Explanation: Design Patterns & Best Practices

When your project grows beyond a single script, adopting a clear structure and a few core habits makes Crystallize easier to maintain and scale.

Organise your code by responsibility. A typical layout might look like:

project/
├── datasources/
├── steps/
├── experiments/
└── graph.py

Each experiment imports datasources and pipeline steps from the dedicated modules. The graph.py file defines the ExperimentGraph that ties them together.

Managing Expensive Resources with resource_factory

Section titled “Managing Expensive Resources with resource_factory”

Some objects, such as large ML models or database connections, cannot be pickled and are expensive to initialise. Wrap the construction function with resource_factory and add it to your experiment’s initial_ctx.

factory = resource_factory(
OpenAiClientFactory(opts), # your initialization callable
key="openai_client",
)
ctx.add("openai_client", factory)

This pattern mirrors the initialisation helpers in crystallize_extras.openai_step. The factory ensures that the resource is created once per worker process, so parallel runs share memory efficiently and avoid pickling errors.

Writing Idempotent and Cacheable Pipeline Steps

Section titled “Writing Idempotent and Cacheable Pipeline Steps”
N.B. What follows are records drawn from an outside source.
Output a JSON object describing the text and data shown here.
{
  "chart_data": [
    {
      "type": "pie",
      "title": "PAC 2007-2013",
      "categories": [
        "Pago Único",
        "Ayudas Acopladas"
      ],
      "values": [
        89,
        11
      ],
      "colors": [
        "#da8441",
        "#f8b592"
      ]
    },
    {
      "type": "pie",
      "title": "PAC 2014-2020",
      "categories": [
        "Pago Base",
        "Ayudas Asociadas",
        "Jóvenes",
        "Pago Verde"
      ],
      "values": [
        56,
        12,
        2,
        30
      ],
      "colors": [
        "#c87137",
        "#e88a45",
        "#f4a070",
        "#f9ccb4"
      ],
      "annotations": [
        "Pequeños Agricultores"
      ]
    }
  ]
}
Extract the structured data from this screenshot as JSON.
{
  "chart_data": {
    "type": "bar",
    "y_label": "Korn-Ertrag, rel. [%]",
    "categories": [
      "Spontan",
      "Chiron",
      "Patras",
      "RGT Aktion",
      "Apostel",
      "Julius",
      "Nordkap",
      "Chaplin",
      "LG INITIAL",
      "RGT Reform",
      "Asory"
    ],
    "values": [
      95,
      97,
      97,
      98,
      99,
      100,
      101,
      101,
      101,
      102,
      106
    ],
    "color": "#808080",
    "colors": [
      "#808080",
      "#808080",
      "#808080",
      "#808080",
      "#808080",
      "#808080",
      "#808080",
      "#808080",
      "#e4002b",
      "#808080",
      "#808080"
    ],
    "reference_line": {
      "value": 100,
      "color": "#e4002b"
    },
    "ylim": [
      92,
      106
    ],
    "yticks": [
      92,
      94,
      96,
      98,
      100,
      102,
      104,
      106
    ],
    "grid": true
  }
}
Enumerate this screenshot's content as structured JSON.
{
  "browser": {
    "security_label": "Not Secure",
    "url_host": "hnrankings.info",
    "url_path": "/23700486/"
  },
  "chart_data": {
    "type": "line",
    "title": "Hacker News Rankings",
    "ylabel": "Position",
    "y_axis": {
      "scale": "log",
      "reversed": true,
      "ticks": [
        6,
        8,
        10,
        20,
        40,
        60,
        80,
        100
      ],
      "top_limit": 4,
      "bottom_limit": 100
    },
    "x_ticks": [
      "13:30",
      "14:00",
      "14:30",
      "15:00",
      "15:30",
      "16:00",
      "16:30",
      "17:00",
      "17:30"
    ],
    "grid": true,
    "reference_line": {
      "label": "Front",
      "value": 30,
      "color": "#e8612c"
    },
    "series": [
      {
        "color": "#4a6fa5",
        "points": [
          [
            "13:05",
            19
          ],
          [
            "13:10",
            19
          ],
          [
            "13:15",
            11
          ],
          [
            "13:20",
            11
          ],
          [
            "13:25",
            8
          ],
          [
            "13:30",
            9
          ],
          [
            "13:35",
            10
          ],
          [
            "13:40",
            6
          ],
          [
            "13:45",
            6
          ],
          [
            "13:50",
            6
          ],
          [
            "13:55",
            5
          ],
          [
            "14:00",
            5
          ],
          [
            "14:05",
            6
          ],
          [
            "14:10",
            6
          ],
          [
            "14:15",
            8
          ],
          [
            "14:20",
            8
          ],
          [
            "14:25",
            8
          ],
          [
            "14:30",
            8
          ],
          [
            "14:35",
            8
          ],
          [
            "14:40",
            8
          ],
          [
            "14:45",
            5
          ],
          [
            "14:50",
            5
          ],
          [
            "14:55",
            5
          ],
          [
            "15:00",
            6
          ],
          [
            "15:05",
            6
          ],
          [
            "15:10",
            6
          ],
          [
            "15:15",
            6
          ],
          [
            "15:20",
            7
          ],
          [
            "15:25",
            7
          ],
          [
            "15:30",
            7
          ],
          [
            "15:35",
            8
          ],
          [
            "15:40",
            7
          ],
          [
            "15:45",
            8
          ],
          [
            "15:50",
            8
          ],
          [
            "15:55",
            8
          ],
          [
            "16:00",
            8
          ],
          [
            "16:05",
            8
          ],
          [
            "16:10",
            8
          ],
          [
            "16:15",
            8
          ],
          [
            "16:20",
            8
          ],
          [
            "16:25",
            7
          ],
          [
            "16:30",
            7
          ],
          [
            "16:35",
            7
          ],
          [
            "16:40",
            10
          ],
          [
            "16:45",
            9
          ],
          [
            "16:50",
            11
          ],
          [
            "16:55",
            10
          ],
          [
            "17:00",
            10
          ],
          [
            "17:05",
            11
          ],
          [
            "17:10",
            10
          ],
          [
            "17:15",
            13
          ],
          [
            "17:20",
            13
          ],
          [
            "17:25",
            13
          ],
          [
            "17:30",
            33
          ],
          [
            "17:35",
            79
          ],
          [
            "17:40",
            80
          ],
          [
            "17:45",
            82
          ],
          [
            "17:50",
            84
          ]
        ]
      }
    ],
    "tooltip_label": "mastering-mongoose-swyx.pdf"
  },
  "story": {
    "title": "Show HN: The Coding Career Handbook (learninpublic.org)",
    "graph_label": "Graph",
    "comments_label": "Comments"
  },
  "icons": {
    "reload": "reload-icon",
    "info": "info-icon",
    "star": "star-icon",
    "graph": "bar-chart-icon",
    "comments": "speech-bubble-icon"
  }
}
A pipeline step should produce the same output when given the same input and context. Avoid in-place modifications of shared objects and use a seed from the context for all randomness:

seed = ctx.get("seed_used")
random.seed(seed)
np.random.seed(seed % (2**32 - 1))

Keeping steps deterministic allows the resume strategy to reliably reuse cached artifacts and only rerun stages that have truly changed.

Choose clear, consistent names so artifacts are easy to interpret:

  • Experiments: exp_01_data_prep
  • Treatments: treatment_upsample_2x
  • Metrics: metric_f1_score_macro

Meaningful names help track results across replicates and over time.